When Mrs Karuku’s board began its operations from April 2, there was hardly a system they could use to source and distribute equipment to key county hospitals. And so they had to cover a lot of ground.
“We brought experts to support us with health. So, in the health committee which is led by Dr James Mwangi, we adopted Prof (Isaac) Macharia, the great ENT (ear, nose and throat) specialist, and a group from the medical doctors’ union, the Nursing Council and clinical officers, because we didn’t know what was going on. This was tough,” Mrs Karuku said on Monday.
Face mask
The team later decided that all PPEs would be sourced locally and Mr Mwangi told the Sunday Nation that within a few months, a supply chain had been established.
He noted that in the early days, a face mask had an asking price of Sh150. The team then negotiated downwards to Sh30.
“Now that it is being manufactured here by our people, we are only buying it for Sh8,” he said.
The PPE clothing, he noted, had an initial asking price of Sh9,000, which went down to Sh850 due to local manufacture.

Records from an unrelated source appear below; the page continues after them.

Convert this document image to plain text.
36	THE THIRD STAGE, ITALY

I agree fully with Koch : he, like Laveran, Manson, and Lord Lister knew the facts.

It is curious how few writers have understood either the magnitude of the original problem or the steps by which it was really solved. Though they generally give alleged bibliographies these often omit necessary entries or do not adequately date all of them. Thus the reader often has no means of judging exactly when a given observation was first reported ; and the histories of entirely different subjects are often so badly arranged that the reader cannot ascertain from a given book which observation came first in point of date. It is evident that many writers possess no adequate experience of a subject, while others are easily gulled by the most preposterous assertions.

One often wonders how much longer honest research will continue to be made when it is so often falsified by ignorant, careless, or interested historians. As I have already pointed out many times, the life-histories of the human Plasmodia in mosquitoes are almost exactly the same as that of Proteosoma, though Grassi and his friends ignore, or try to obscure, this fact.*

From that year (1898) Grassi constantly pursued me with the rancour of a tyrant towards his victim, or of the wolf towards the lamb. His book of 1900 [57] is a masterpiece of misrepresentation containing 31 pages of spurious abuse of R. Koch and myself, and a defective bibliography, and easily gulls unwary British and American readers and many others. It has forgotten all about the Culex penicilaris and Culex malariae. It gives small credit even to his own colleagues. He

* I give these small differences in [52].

“We started influencing and shaping the global economy; turning an import supply chain to an export supply chain,” said Mr Mwangi.
The first consignment of locally manufactured PPEs to be sent out to public hospitals by the board was flagged off on June 24. It entailed equipment worth Sh237.2 million; including 100,250 disposable gowns, 550,000 surgical masks, 54,000 N95 respirator masks, 5,400 protective goggles, among other items.
The PPE transportation mechanism is not the only accountability-based system. Accountancy firms PwC Kenya, Deloitte Kenya, KPMG and Ernst and Young Kenya are offering free assurance services.
“We said that anybody who was going to help us with the work was going to do it for free,” said Mrs Karuku at the Monday conference. “We didn’t even take a cup of tea,” she added.